This repository contains the code, models, and data for the paper MM-Instruct: Generated Visual Instructions for Large Multimodal Model Alignment.
This paper introduces MM-Instruct, a large-scale dataset of diverse and high-quality visual instruction data designed to enhance the instruction-following capabilities of large multimodal models (LMMs). While existing visual instruction datasets often focus on question-answering, they struggle to generalize to broader application scenarios such as creative writing, summarization, or image analysis. To address these limitations, we propose a novel approach to constructing MM-Instruct that leverages the strong instruction-following capabilities of existing LLMs to generate novel visual instruction data from large-scale but conventional image captioning datasets. MM-Instruct first leverages ChatGPT to automatically generate diverse instructions from a small set of seed instructions through augmenting and summarization. It then matches these instructions with images and uses an open-sourced large language model (LLM) to generate coherent answers to the instruction-image pairs. The LLM is grounded by the detailed text descriptions of images in the whole answer generation process to guarantee the alignment of the instruction data. Moreover, we introduce a benchmark based on the generated instruction data to evaluate the instruction-following capabilities of existing LMMs. We demonstrate the effectiveness of MM-Instruct by training a LLaVA-1.5 model on the generated data, denoted as LLaVA-Instruct, which exhibits significant improvements in instruction-following capabilities compared to LLaVA-1.5 models.

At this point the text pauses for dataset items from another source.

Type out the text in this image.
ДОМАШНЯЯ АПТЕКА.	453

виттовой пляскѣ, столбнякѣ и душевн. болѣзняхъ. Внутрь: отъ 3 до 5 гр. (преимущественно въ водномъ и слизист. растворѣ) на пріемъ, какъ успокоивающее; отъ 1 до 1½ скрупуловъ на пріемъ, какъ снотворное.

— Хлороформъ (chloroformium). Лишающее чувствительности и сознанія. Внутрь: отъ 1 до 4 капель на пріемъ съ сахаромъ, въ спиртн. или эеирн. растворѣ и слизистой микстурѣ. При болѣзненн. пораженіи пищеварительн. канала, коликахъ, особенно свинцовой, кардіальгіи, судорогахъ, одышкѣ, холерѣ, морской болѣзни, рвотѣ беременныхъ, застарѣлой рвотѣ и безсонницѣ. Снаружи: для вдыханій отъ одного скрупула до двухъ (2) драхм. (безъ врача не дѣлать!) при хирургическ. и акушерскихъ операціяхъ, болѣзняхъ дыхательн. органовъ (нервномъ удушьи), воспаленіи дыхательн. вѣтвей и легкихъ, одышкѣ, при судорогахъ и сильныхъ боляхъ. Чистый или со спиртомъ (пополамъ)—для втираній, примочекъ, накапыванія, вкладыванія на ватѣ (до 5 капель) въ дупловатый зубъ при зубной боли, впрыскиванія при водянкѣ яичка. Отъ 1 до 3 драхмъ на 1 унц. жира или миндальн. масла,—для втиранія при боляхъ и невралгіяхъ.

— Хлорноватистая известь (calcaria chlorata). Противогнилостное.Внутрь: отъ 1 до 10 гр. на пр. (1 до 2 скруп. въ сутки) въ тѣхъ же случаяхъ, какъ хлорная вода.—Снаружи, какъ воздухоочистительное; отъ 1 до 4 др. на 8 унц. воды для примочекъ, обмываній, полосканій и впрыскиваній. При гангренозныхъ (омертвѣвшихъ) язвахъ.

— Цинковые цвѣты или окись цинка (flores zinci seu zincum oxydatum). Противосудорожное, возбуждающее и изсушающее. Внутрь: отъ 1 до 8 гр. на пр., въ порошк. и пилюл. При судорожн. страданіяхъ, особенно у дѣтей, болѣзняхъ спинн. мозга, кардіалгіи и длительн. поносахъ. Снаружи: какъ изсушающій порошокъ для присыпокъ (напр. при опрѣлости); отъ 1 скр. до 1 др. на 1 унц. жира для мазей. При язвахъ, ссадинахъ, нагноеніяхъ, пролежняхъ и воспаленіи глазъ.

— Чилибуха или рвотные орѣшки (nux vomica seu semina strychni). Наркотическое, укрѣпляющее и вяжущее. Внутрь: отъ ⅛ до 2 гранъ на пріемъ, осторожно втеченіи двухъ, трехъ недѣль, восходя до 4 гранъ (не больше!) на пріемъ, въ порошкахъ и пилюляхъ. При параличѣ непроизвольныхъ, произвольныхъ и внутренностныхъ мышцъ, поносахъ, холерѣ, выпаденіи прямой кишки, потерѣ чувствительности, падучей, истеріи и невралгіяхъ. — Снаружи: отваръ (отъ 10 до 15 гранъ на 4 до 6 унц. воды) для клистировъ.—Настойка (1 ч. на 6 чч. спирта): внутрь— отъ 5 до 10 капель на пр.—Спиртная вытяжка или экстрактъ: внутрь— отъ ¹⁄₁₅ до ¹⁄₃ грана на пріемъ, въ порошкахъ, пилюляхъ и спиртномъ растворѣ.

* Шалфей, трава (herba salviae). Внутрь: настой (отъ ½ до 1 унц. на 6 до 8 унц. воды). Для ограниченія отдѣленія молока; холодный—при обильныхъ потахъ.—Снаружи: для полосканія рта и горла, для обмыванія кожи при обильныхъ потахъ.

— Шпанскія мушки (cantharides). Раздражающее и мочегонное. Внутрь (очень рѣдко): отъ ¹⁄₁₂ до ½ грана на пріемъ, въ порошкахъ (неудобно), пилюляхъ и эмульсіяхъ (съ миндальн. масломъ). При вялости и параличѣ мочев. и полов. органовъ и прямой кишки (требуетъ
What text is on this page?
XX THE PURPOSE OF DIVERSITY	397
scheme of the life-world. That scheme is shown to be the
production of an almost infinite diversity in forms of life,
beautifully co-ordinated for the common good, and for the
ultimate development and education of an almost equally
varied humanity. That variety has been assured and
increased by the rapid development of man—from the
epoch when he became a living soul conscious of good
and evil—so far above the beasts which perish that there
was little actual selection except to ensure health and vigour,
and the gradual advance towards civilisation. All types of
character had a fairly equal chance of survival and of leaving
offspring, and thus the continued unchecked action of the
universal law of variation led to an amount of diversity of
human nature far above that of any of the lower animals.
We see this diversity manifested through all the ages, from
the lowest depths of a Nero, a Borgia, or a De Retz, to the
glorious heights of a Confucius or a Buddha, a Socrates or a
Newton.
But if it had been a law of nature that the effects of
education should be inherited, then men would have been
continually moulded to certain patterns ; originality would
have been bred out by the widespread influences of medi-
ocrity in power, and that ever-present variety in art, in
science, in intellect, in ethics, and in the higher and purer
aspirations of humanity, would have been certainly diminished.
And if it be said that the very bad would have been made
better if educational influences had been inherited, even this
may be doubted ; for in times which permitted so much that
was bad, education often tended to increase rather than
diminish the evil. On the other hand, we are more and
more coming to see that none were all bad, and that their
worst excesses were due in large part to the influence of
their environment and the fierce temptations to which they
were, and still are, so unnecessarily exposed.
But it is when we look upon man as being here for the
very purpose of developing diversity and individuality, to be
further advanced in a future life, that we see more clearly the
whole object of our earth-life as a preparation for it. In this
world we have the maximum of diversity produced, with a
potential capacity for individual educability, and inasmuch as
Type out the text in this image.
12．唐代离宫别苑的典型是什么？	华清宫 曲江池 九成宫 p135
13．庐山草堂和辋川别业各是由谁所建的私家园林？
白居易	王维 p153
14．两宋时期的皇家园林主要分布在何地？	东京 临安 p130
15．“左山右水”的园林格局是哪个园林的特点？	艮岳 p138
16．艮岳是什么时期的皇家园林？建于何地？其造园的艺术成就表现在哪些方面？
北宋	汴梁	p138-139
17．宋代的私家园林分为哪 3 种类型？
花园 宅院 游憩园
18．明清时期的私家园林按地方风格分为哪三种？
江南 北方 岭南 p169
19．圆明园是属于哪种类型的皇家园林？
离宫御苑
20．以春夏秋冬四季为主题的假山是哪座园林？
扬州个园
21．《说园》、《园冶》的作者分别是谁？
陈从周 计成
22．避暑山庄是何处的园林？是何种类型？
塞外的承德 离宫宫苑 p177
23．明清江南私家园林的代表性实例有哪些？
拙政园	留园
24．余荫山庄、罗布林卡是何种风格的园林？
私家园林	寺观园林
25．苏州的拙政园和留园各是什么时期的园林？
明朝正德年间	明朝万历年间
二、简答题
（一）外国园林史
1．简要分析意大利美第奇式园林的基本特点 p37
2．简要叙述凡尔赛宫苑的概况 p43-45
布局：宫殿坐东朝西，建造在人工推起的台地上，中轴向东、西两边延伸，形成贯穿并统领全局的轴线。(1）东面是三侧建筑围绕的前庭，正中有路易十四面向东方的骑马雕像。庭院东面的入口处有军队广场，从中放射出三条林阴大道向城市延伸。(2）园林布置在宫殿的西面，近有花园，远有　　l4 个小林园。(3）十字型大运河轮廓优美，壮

- Diverse Instructions: MM-Instruct goes beyond simple question-answering, covering a wide range of instructions including creative writing, summarization, and image analysis.
- High-Quality: Instructions and answers are carefully generated and filtered for coherence and alignment with image content.
- Automated Pipeline: We provide an automated pipeline for data generation.
- Benchmark for Evaluation: A held-out subset of MM-Instruct serves as a benchmark for evaluating the instruction-following capabilities of LMMs.
The MM-Instruct dataset consists of 234k high-quality visual instruction-answer pairs derived from image captioning datasets. You can download it on huggingface.
We release 7B/13B models trained with LLaVA framework.
Model | Link |
---|---|
MM-Instruct-7B | weights |
MM-Instruct-13B | weights |
If you are not using Linux, do NOT proceed, see instructions for macOS and Windows.
- Clone this repository and navigate to MM-Instruct folder
git clone https://github.com/jihaonew/MM-Instruct.git
cd MM-Instruct
- Install Package
conda create -n llava python=3.10 -y
conda activate llava
pip install --upgrade pip # enable PEP 660 support
pip install -e .
- Install additional packages for training cases
pip install -e ".[train]"
pip install flash-attn --no-build-isolation
git pull
pip install -e .
# if you see some import errors when you upgrade,
# please try running the command below (without #)
# pip install flash-attn --no-build-isolation --no-cache-dir
We follow original LLaVA for training and evaluation. On exception is that we use our generated data in the instruction tuning stage. LLaVA training consists of two stages: (1) feature alignment stage: use our 558K subset of the LAION-CC-SBU dataset to connect a frozen pretrained vision encoder to a frozen LLM; (2) visual instruction tuning stage: use 150K GPT-generated multimodal instruction-following data, around 515K VQA data from academic-oriented tasks, and 234K our generated instruction-tuning data to teach the model to follow multimodal instructions.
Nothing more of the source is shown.